Powerscourt felt he was on the verge of losing his temper.

‘Look here, Mr Connolly, I presume you want to get your pictures back. Suppose the thief sells them in Dublin or they are carried over to one of the big London firms. The proprietors know
that six male Connolly ancestors have gone missing and a couple of Old Masters. I have made it my business to see that they are so informed. If one of your ancestors were to appear, how in
God’s name are they going to know that he is a Connolly? He could be an Audley or a Fitzgibbon or a Talbot or anybody at all in Christendom. Without descriptions the whole attempt to recover
them is a waste of time.’

Connolly looked at him very coldly. ‘I do not believe the pictures will ever be recovered. The villains will destroy them. Soon they will come back here for more, whether for more pictures
or for the people who live here, I do not know.

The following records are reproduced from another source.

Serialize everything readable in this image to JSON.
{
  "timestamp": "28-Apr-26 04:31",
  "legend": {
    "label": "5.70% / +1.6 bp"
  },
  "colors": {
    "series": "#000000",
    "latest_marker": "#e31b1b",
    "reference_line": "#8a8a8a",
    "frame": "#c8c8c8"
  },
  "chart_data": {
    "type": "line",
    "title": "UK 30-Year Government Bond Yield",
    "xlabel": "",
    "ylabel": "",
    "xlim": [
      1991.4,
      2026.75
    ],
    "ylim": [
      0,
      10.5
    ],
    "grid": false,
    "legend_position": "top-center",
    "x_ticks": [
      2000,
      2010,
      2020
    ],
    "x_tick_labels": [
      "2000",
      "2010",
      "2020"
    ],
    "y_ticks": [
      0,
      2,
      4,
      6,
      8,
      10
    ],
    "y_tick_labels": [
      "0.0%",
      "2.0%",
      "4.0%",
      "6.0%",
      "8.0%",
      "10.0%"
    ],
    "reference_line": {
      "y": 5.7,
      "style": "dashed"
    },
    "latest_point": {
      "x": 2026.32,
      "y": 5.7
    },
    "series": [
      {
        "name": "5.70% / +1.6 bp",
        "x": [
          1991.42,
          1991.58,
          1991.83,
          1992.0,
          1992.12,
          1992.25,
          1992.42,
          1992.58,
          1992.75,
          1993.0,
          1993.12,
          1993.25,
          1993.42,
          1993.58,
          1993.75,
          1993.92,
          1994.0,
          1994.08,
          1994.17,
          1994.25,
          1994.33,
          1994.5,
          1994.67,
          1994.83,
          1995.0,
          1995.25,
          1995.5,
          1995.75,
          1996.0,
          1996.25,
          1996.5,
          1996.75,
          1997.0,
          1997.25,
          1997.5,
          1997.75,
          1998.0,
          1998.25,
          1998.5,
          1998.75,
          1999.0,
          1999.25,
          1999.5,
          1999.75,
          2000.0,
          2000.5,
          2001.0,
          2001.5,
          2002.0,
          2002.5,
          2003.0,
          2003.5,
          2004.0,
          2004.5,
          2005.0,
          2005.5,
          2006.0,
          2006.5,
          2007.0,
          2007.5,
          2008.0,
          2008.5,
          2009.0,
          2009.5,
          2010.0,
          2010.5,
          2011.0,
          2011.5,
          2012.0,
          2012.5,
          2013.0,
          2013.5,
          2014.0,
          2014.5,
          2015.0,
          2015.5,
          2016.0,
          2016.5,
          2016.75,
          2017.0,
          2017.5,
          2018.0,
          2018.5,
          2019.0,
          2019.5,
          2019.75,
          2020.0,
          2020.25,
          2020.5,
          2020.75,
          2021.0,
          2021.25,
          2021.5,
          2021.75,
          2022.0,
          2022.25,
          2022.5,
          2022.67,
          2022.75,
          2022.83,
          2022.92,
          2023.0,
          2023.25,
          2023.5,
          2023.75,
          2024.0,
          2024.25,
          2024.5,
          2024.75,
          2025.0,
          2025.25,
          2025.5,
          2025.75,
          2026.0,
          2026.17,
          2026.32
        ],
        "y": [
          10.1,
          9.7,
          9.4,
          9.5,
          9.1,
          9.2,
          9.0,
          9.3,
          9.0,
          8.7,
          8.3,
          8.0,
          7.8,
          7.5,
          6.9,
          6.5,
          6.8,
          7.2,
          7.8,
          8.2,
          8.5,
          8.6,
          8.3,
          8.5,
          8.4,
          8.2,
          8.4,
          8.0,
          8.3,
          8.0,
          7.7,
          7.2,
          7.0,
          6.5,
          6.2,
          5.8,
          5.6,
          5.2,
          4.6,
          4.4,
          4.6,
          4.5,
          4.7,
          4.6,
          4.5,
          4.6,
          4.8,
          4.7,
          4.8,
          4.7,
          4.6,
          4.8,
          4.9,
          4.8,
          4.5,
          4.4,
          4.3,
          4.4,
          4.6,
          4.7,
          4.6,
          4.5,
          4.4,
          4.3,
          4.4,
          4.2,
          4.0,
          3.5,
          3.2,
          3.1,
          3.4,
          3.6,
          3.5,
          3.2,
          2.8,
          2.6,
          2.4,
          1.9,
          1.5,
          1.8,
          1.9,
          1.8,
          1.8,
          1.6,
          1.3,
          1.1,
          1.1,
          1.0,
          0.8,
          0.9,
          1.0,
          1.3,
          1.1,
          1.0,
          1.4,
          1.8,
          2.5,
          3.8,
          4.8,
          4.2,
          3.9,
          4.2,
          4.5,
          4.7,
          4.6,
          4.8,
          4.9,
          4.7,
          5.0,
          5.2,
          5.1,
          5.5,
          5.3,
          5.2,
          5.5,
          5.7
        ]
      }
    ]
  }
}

Our time has come, Lord Powerscourt, and all that is left to us is to face it with the courage of our race. I have asked for police protection and
the sergeant laughed in my face. All this talk of descriptions of pictures is futile, fiddling while Rome burns.’ Connolly was working up a fine head of steam. His wild talk sounded even
stranger in such elegant surroundings, the marble fireplace, the intricate plasterwork on the ceiling, the distant whisper of the river through the open windows.